Print

Pancake Recipe No Egg

5 Stars 4 Stars 3 Stars 2 Stars 1 Star

No reviews

Ingredients

Scale
    • 1 ½ cups (190g) all-purpose flour

    • 2 tablespoons sugar

    • 1 ½ teaspoons baking powder

    • ½ teaspoon baking soda

    • ¼ teaspoon salt

    • 1 ¼ cups (310ml) milk (or dairy-free alternative)

    • 1 tablespoon vinegar or lemon juice

    • 2 tablespoons melted butter or oil

    • 1 teaspoon vanilla extract

Instructions

    • In a small bowl, mix the milk with vinegar or lemon juice.

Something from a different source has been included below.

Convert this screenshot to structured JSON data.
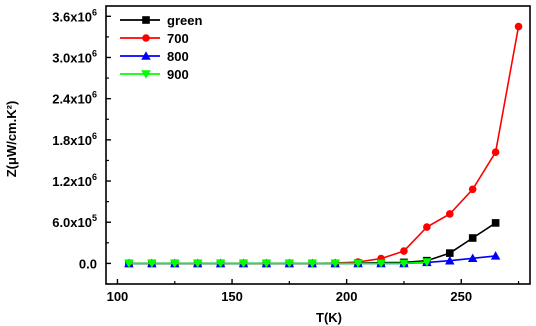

Let it sit for 5 minutes to create a buttermilk substitute.

    • In a large bowl, whisk together the flour, sugar, baking powder, baking soda, and salt.

    • Add the buttermilk mixture, melted butter (or oil), and vanilla extract to the dry ingredients. Stir gently until just combined don’t overmix! A few lumps are okay.

    • Heat a non-stick pan or griddle over medium heat and lightly grease it.

    • Pour about ¼ cup of batter onto the pan for each pancake. Cook until bubbles form on the surface and the edges look set (about 2 minutes).

    • Flip and cook for another 1-2 minutes, until golden brown.

    • Repeat with the remaining batter, greasing the pan as needed.

    • Serve warm with maple syrup, fresh fruit, or your favorite toppings!